Savonarola

I mentioned San Marco in the last post.

The Dominican priest Girolamo Savonarola came to San Marco in 1490 and began preaching about the coming apocalypse, which he saw as imminent. It was a bad time for Florence - the Medicis were losing their grip; the French king would soon invade Italy and do battle with several city states, including Florence. Savonarola interpreted the chaos - and the decline in living standards for the middle class and poor - as a sign from God. He railed against Florentine decadence, including homosexuality, which was tolerated especially in the upper ranks of society.

Turning against the Medicis, who'd once been his patron, he essentially became the leader of the city when the French attacked and the Medicis were forced into exile in 1494. Among other things, he organized a burning of what he termed pornographic art in the Piazza della Signoria. (The main and most important town square, outside city hall. That's where the Uffizi is today. The episode is usually called a 'book burning' but books were no where near as plentiful in 1494 as the term suggests.) Under Savonarola's influence, sodomy became a capital offense.

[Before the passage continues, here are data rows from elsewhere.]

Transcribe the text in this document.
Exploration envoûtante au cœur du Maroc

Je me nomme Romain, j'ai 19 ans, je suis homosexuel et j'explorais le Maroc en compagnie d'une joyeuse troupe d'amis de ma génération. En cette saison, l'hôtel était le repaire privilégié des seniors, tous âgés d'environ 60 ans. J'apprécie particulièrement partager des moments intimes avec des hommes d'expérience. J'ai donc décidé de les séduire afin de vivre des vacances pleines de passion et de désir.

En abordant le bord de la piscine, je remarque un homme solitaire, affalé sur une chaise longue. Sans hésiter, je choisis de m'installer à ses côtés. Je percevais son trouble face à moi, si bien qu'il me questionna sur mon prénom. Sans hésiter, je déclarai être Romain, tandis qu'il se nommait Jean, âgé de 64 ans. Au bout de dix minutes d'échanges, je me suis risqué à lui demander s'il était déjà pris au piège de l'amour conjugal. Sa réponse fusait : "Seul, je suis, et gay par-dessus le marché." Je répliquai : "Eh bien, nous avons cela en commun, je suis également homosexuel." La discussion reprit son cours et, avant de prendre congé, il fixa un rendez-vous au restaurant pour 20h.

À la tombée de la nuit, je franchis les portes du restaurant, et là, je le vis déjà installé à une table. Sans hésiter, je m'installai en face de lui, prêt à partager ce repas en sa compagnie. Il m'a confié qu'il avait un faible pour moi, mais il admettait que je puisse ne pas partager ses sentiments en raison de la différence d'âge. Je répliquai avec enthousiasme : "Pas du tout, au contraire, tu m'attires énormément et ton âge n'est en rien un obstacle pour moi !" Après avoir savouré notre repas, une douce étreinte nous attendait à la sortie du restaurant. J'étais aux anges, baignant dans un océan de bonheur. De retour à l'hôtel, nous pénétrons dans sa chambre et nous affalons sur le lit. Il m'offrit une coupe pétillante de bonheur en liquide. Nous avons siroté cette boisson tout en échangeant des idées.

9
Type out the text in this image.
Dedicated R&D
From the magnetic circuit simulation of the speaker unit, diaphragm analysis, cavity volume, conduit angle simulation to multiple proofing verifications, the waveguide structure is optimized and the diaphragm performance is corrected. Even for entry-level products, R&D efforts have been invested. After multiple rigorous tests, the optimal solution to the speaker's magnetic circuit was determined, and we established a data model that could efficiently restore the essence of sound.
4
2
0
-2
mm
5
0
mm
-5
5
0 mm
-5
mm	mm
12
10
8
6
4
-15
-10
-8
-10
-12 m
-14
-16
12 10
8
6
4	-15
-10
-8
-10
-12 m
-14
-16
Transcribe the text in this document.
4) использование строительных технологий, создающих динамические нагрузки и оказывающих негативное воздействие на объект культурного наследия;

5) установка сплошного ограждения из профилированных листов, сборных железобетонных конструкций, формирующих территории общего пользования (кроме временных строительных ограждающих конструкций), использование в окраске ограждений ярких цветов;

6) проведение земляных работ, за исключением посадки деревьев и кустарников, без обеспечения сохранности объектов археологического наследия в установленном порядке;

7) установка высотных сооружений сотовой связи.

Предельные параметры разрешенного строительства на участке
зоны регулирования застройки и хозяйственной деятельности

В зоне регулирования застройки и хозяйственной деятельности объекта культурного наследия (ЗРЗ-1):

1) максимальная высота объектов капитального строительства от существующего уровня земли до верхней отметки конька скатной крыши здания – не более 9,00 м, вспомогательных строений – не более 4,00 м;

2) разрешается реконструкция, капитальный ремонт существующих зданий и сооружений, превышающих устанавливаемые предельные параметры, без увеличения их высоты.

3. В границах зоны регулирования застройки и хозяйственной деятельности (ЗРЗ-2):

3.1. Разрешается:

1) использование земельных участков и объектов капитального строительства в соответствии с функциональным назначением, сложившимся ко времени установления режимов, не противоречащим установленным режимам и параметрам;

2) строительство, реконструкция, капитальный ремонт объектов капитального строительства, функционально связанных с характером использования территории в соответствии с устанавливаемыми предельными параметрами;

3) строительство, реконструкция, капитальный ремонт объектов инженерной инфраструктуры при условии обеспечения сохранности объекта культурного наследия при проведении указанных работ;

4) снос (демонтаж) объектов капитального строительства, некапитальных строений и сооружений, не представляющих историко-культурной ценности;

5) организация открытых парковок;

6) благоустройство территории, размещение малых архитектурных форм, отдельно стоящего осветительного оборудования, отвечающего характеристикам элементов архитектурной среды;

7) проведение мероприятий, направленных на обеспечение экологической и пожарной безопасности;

Though the government of the city had been elected, the people eventually revolted, and after a riot in 1497, Savonarola was arrested, 'tried', and burned at the stake in a fire that lasted several hours, as the authorities sought to reduce every bit of his remains to ashes so there'd be no relics for his followers.

But Savonarola's memory was not stamped out. His portrait, disguised with the attributes of another Christian martyr but recognizable to his followers, was added to paintings by Fra Bartolomeo. The movement to redeem his reputation continues to this day; there is currently a struggle between different factions in the Catholic Church on whether or not Savonarola should be canonized at a saint or not. (Some of Bartolomeo's work, masterful in its own right, is on display at San Marco. And just for the record, I'm way over-simplifying the complicated politics, which involved the popes as well as the Medicis and French king, responsible for Savonarola's rise and fall.)

The Medicis eventually returned to power. As religious as Italy can seem at times, strict religious puritanism has never had mass appeal here.